O Spector 2.2, uma vez instalado no seu computador, irá secretamente “fotografar” todos os sites, chat groups e e-mails que você visitar ou enviar e salvá-los em um arquivo secreto que possibilitará à pessoa que está bisbilhotando examiná-los mais tarde. Um outro produto da mesma empresa ainda envia, de 30 em 30min, relatórios completos sobre sua navegação para o espião. Esses programas funcionam no chamado stealth mode, isto é, em modo camuflado, de forma que você jamais terá conhecimento de que estão na sua máquina. A empresa já vendeu mais de 40.000 cópias desses programas e prevê que isso é apenas o começo de um mercado exponencial.

Estranhos podem estar usando seu PC para espionar você.

Os hackers podem penetrar no seu computador e olhar tudo o que você tem se as suas salvaguardas estiverem desativadas. Máquinas ligadas na Internet através de conexões a cabo ou DSL, que estão permanentemente ligadas, são mais vulneráveis do que aquelas via serviço dial-up. Um firewall doméstico é a melhor proteção para esses ataques disfarçados.

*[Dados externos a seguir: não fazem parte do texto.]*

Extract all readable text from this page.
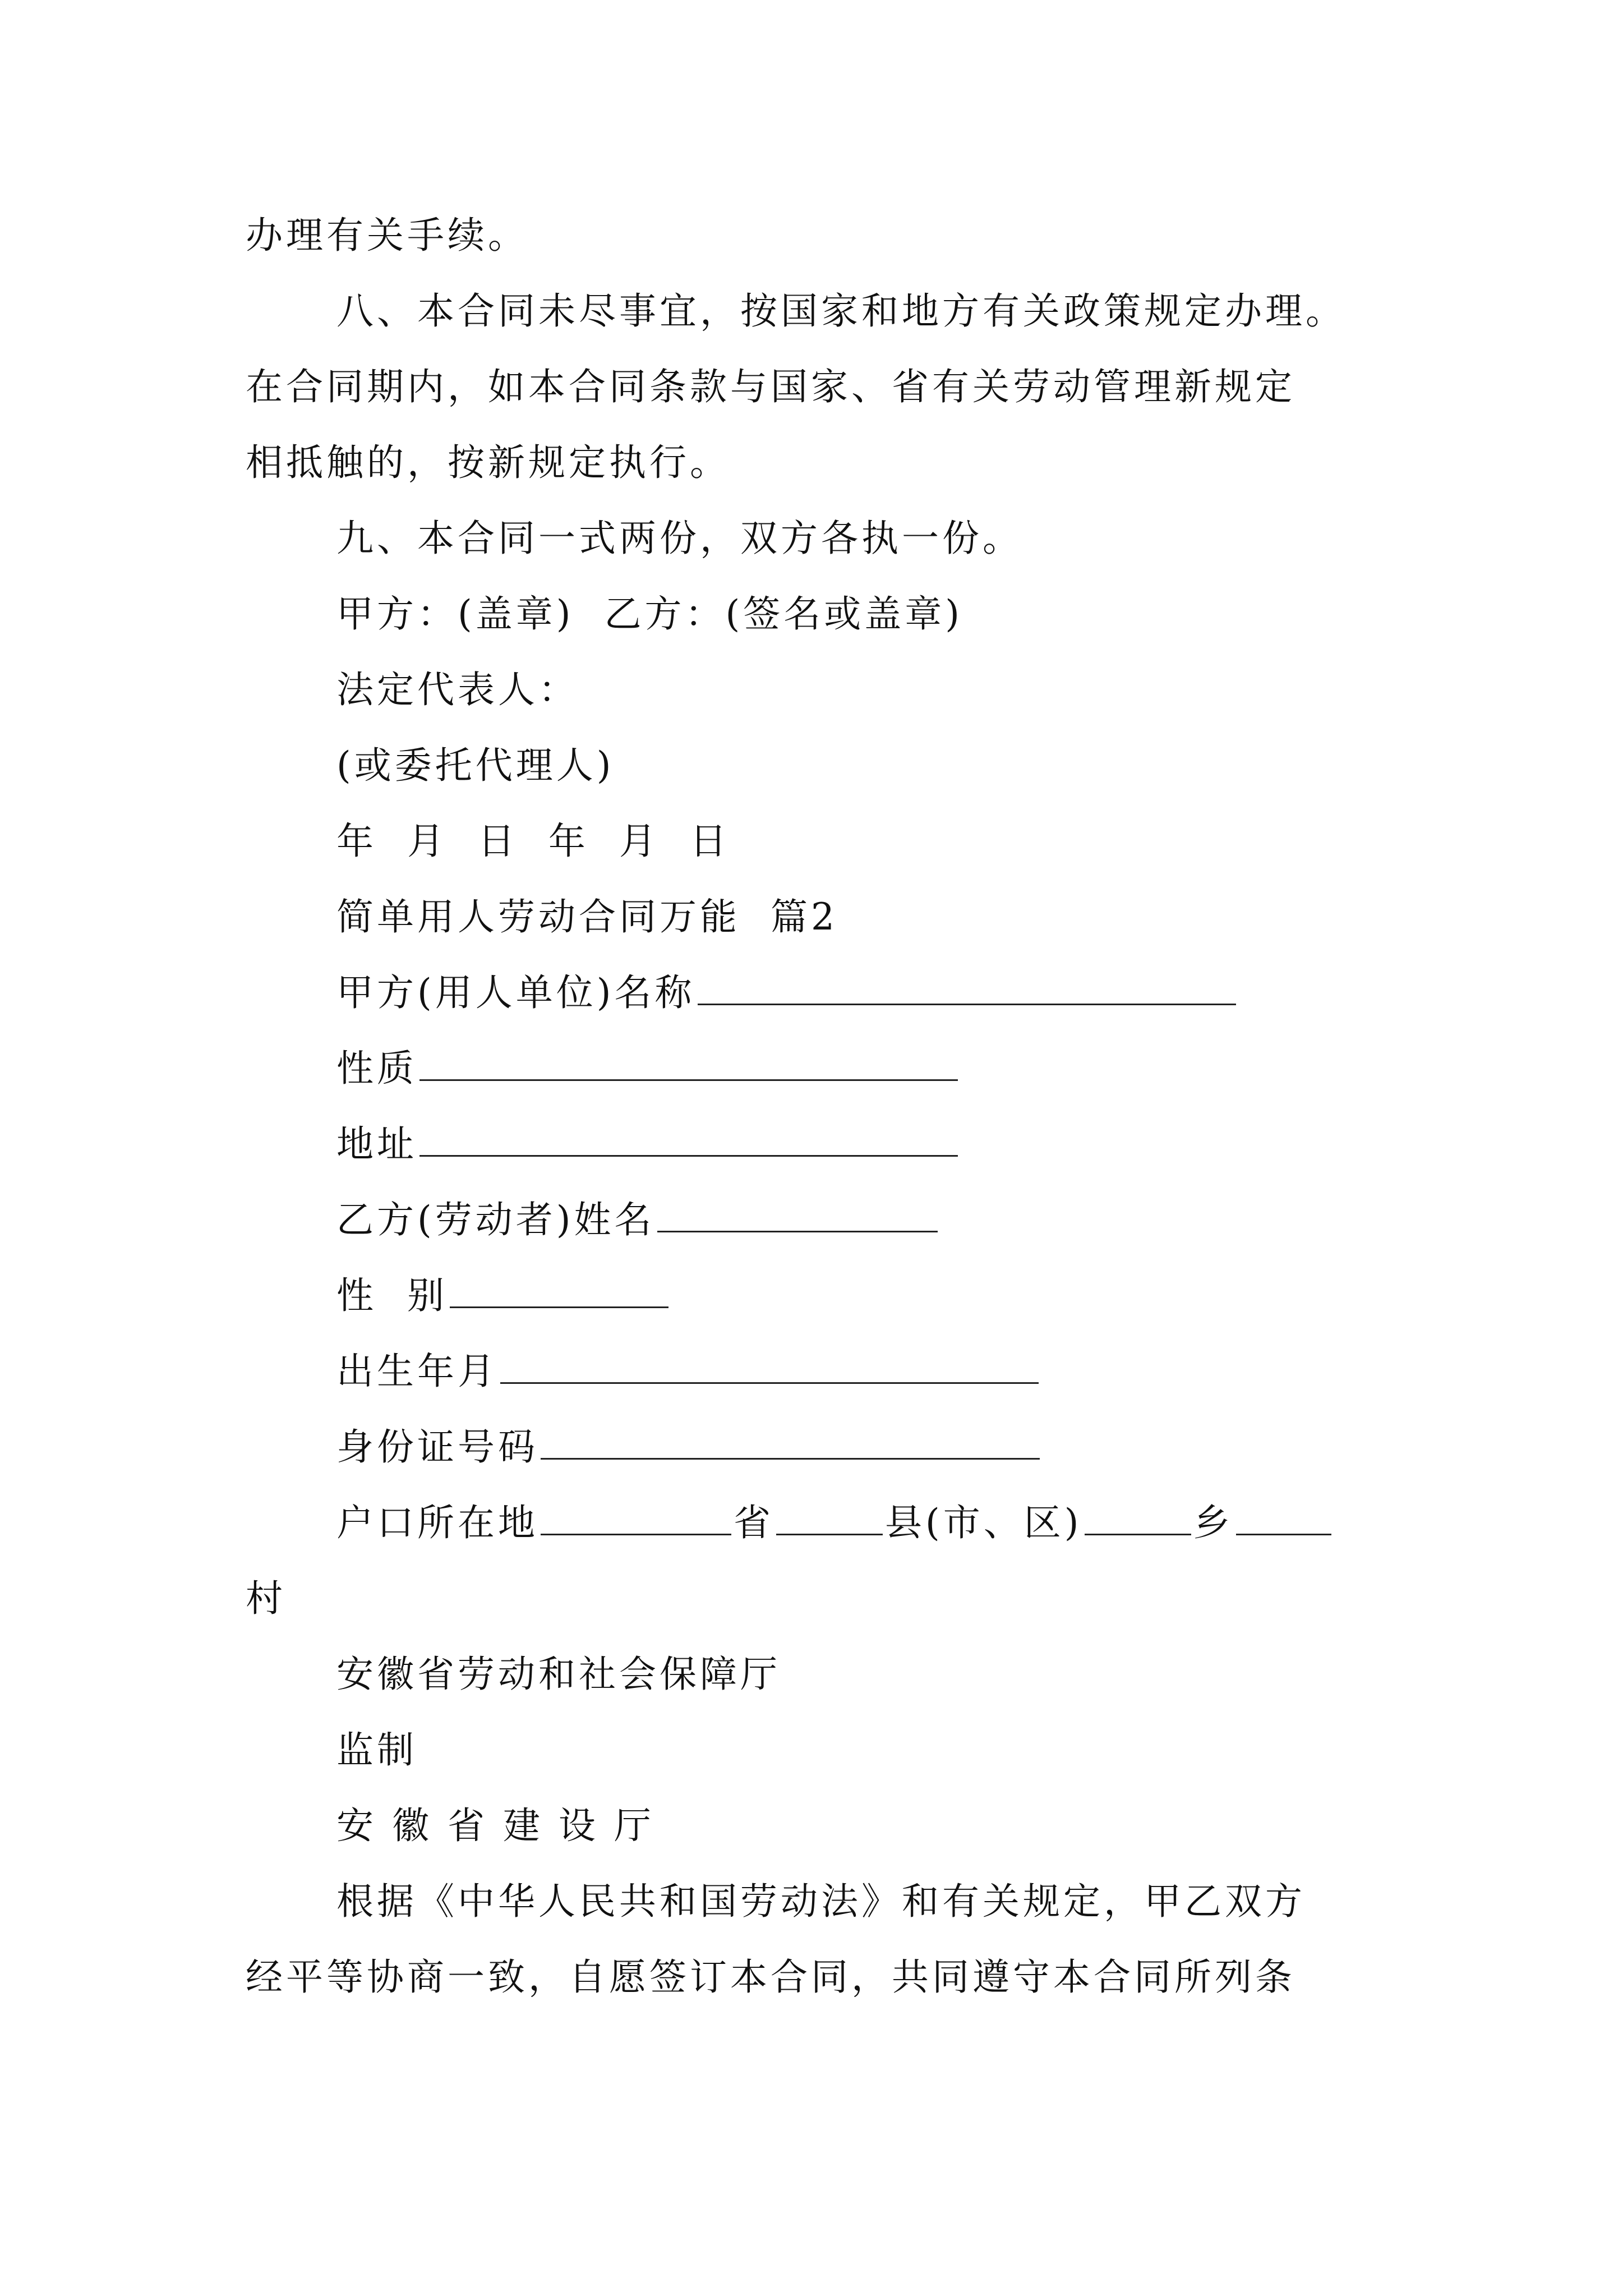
办理有关手续。
八、本合同未尽事宜，按国家和地方有关政策规定办理。
在合同期内，如本合同条款与国家、省有关劳动管理新规定
相抵触的，按新规定执行。
九、本合同一式两份，双方各执一份。
甲方：(盖章)  乙方：(签名或盖章)
法定代表人：
(或委托代理人)
年  月  日  年  月  日
简单用人劳动合同万能  篇2
甲方(用人单位)名称
性质
地址
乙方(劳动者)姓名
性  别
出生年月
身份证号码
户口所在地	省	县(市、区)	乡
村
安徽省劳动和社会保障厅
监制
安 徽 省 建 设 厅
根据《中华人民共和国劳动法》和有关规定，甲乙双方
经平等协商一致，自愿签订本合同，共同遵守本合同所列条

Outro método muito utilizado para usar o seu PC contra você mesmo é enganá-lo a baixar programas de bisbilhotagem como os que já descrevemos aqui. Daí advém o nome Cavalo de Tróia (Trojan Horse). Esse programa se encontra escondido dentro de outro, aparentemente inofensivo. É por isso que tantos vírus como aquele “I Love You”, que rodou o mundo, e outros prometendo fotos de belas mulheres famosas, vêm “embrulhados” como presentes.

A maioria dos vírus é criada para danificar computadores mas alguns são desenhados para furtar informação. Os vírus podem navegar através dos arquivos do seu disco rígido. O VBS.Noped.A@mm invade as máquinas e procura pornografia infantil. Se encontra arquivos de imagem com nomes suspeitos, o programa imediatamente notifica a polícia e envia a eles alguns arquivos, além de mandá-los também a vários endereços eletrônicos dos seus contatos. Back Orifice, um famoso programa criado há alguns anos por um grupo de hackers chamado Cult of the Dead Cow (Culto da Vaca Morta), invade e domina completamente o seu computador e espiona, entre outras coisas, suas senhas e cada tecla premida em sua máquina.

O programa está disponível de graça na Internet, juntamente com outras ferramentas para hackers como o Sub-Seven. Existem sítios como hack.co.za e astalavista.box.sk que auxiliam a planejar um ataque a outros computadores.

Nas palavras de um hacker anônimo: “Hoje em dia, qualquer idiota que saiba premir teclas é capaz de assaltar seu computador.” Tudo isso prova que a Internet é realmente incontrolável. Se por um lado a tecnologia dos programas legais avança constantemente, o mesmo acontece com as ferramentas de espionagem, bisbilhotagem e invasão. Todo cuidado é pouco nestes tempos digitais, em que a informação se transformou no bem mais precioso da humanidade.